I went with the team "A" and he picked "P." Athletics and Phillies, maybe? The only difference it makes is the uniform colors.

The core mechanic of Baseball, as in the sport, is the duel between the pitcher and batter, and everything else is peripheral. You don't even have any control over the fielders except for passes, and the runners similarly act on their own, though they can be manually advanced. The pitcher pitches with the A button, special pitches can be selected by holding a direction on the d-pad beforehand, and the batter bats with a well-timed A press.

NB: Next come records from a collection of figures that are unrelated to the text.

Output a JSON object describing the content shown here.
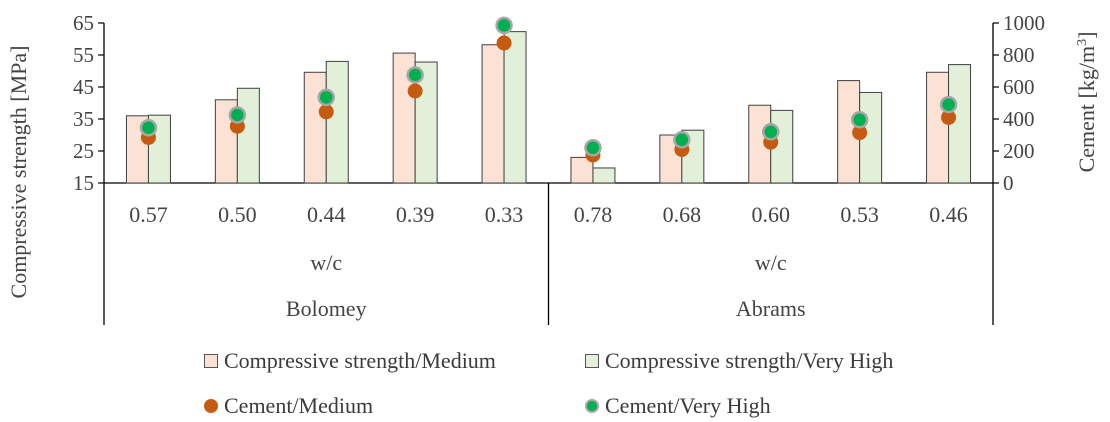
{
  "chart_data": {
    "type": "bar",
    "categories": [
      "0.57",
      "0.50",
      "0.44",
      "0.39",
      "0.33",
      "0.78",
      "0.68",
      "0.60",
      "0.53",
      "0.46"
    ],
    "category_axis_label": "w/c",
    "groups": [
      {
        "label": "Bolomey",
        "count": 5
      },
      {
        "label": "Abrams",
        "count": 5
      }
    ],
    "series": [
      {
        "name": "Compressive strength/Medium",
        "kind": "bar",
        "axis": "left",
        "values": [
          36.0,
          41.0,
          49.6,
          55.6,
          58.2,
          23.0,
          30.0,
          39.3,
          47.0,
          49.6
        ]
      },
      {
        "name": "Compressive strength/Very High",
        "kind": "bar",
        "axis": "left",
        "values": [
          36.2,
          44.6,
          53.0,
          52.8,
          62.3,
          19.7,
          31.5,
          37.7,
          43.3,
          52.0
        ]
      },
      {
        "name": "Cement/Medium",
        "kind": "marker",
        "axis": "right",
        "values": [
          285,
          355,
          445,
          575,
          875,
          175,
          210,
          255,
          315,
          410
        ]
      },
      {
        "name": "Cement/Very High",
        "kind": "marker",
        "axis": "right",
        "values": [
          345,
          425,
          535,
          675,
          985,
          220,
          270,
          320,
          395,
          490
        ]
      }
    ],
    "ylabel": "Compressive strength [MPa]",
    "ylim": [
      15,
      65
    ],
    "yticks": [
      15,
      25,
      35,
      45,
      55,
      65
    ],
    "y2label_base": "Cement [kg/m",
    "y2label_sup": "3",
    "y2label_end": "]",
    "y2lim": [
      0,
      1000
    ],
    "y2ticks": [
      0,
      200,
      400,
      600,
      800,
      1000
    ],
    "legend_position": "bottom",
    "grid": false
  },
  "colors": {
    "medium_bar_fill": "#fbe2d5",
    "very_high_bar_fill": "#e2f0d9",
    "bar_stroke": "#404040",
    "medium_marker": "#c55a11",
    "very_high_marker": "#00b050",
    "very_high_marker_ring": "#a6a6a6",
    "axis": "#000000",
    "text": "#444444"
  }
}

Once the ball flies, the runners advance based on the situation - aggressively when there are two outs, cautiously on grounders, sticking put on flies, while the fielders go for the ball on their own, sometimes to a hilariously inept effort. Once someone catches it, it may be passed to a baseman with the B button, holding the corresponding direction on the D-pad first (down for home, right for first base, etc.). Runners may likewise be manually advanced with the B button, first holding the direction corresponding to their starting base (or down to advance them all), and may attempt steals by doing this early.

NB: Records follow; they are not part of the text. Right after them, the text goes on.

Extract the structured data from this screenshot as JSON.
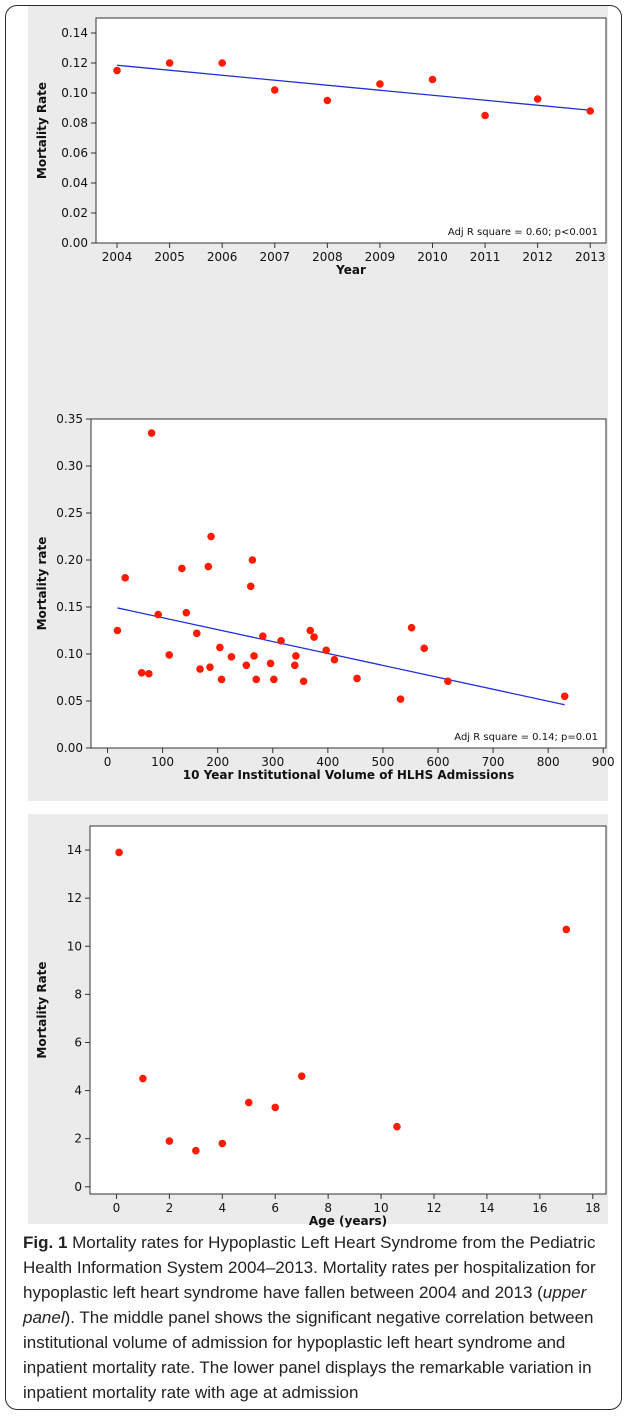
{
  "chart_data": [
    {
      "type": "scatter",
      "xlabel": "Year",
      "ylabel": "Mortality Rate",
      "xlim": [
        2003.6,
        2013.3
      ],
      "ylim": [
        0,
        0.15
      ],
      "xticks": [
        2004,
        2005,
        2006,
        2007,
        2008,
        2009,
        2010,
        2011,
        2012,
        2013
      ],
      "yticks": [
        0.0,
        0.02,
        0.04,
        0.06,
        0.08,
        0.1,
        0.12,
        0.14
      ],
      "ytick_decimals": 2,
      "annotation": "Adj R square = 0.60; p<0.001",
      "points": {
        "x": [
          2004,
          2005,
          2006,
          2007,
          2008,
          2009,
          2010,
          2011,
          2012,
          2013
        ],
        "y": [
          0.115,
          0.12,
          0.12,
          0.102,
          0.095,
          0.106,
          0.109,
          0.085,
          0.096,
          0.088
        ]
      },
      "trendline": {
        "x": [
          2004,
          2013
        ],
        "y": [
          0.1185,
          0.0885
        ]
      },
      "point_color": "#ff1a00",
      "line_color": "#1f2fd6"
    },
    {
      "type": "scatter",
      "xlabel": "10 Year Institutional Volume of HLHS Admissions",
      "ylabel": "Mortality rate",
      "xlim": [
        -30,
        905
      ],
      "ylim": [
        0,
        0.35
      ],
      "xticks": [
        0,
        100,
        200,
        300,
        400,
        500,
        600,
        700,
        800,
        900
      ],
      "yticks": [
        0.0,
        0.05,
        0.1,
        0.15,
        0.2,
        0.25,
        0.3,
        0.35
      ],
      "ytick_decimals": 2,
      "annotation": "Adj R square = 0.14; p=0.01",
      "points": {
        "x": [
          18,
          32,
          62,
          75,
          80,
          92,
          112,
          135,
          143,
          162,
          168,
          183,
          186,
          188,
          204,
          207,
          225,
          252,
          260,
          263,
          266,
          270,
          282,
          296,
          302,
          315,
          340,
          342,
          356,
          368,
          375,
          397,
          412,
          453,
          532,
          552,
          575,
          618,
          830
        ],
        "y": [
          0.125,
          0.181,
          0.08,
          0.079,
          0.335,
          0.142,
          0.099,
          0.191,
          0.144,
          0.122,
          0.084,
          0.193,
          0.086,
          0.225,
          0.107,
          0.073,
          0.097,
          0.088,
          0.172,
          0.2,
          0.098,
          0.073,
          0.119,
          0.09,
          0.073,
          0.114,
          0.088,
          0.098,
          0.071,
          0.125,
          0.118,
          0.104,
          0.094,
          0.074,
          0.052,
          0.128,
          0.106,
          0.071,
          0.055
        ]
      },
      "trendline": {
        "x": [
          18,
          830
        ],
        "y": [
          0.149,
          0.046
        ]
      },
      "point_color": "#ff1a00",
      "line_color": "#1f2fd6"
    },
    {
      "type": "scatter",
      "xlabel": "Age (years)",
      "ylabel": "Mortality Rate",
      "xlim": [
        -1,
        18.5
      ],
      "ylim": [
        -0.3,
        15
      ],
      "xticks": [
        0,
        2,
        4,
        6,
        8,
        10,
        12,
        14,
        16,
        18
      ],
      "yticks": [
        0,
        2,
        4,
        6,
        8,
        10,
        12,
        14
      ],
      "ytick_decimals": 0,
      "annotation": "",
      "points": {
        "x": [
          0.1,
          1,
          2,
          3,
          4,
          5,
          6,
          7,
          10.6,
          17
        ],
        "y": [
          13.9,
          4.5,
          1.9,
          1.5,
          1.8,
          3.5,
          3.3,
          4.6,
          2.5,
          10.7
        ]
      },
      "point_color": "#ff1a00"
    }
  ],
  "caption": {
    "label": "Fig. 1",
    "text_before": " Mortality rates for Hypoplastic Left Heart Syndrome from the Pediatric Health Information System 2004–2013. Mortality rates per hospitalization for hypoplastic left heart syndrome have fallen between 2004 and 2013 (",
    "emphasis": "upper panel",
    "text_after": "). The middle panel shows the significant negative correlation between institutional volume of admission for hypoplastic left heart syndrome and inpatient mortality rate. The lower panel displays the remarkable variation in inpatient mortality rate with age at admission"
  }
}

"B" trounced me thoroughly in an 11-5 game. I'd like to think that I got unlucky with poor-performing outfielders that I couldn't control, but fact is, he pitched a better game than me, and my fielders had more chances to screw up. He was especially fond of "pitching around," and too often I'd instinctively chase and miss a pitch I had no chance of hitting, turning a ball into a strike. Consequently, he got more chances to score, and did.

Here's a montage of the game's worst moments of Keystone Cops grade fielding.


 GAB rating: Average. I'm not a baseball fan, so this game wasn't going to rate very highly in the first place, but we both enjoyed the game while it lasted. It's obviously pretty simplistic, lacking stats, pitcher fatigue, or much in the way of strategy, but nevertheless, Baseball gets surprisingly good mileage out of its two-button control scheme. It's easy to pick up and play, offers a modicum of strategic depth, and it gets engaging when the bases are loaded at two outs. I just don't expect the simplistic fun would withstand a replay, and surely there have been far better casual baseball games released in the years since.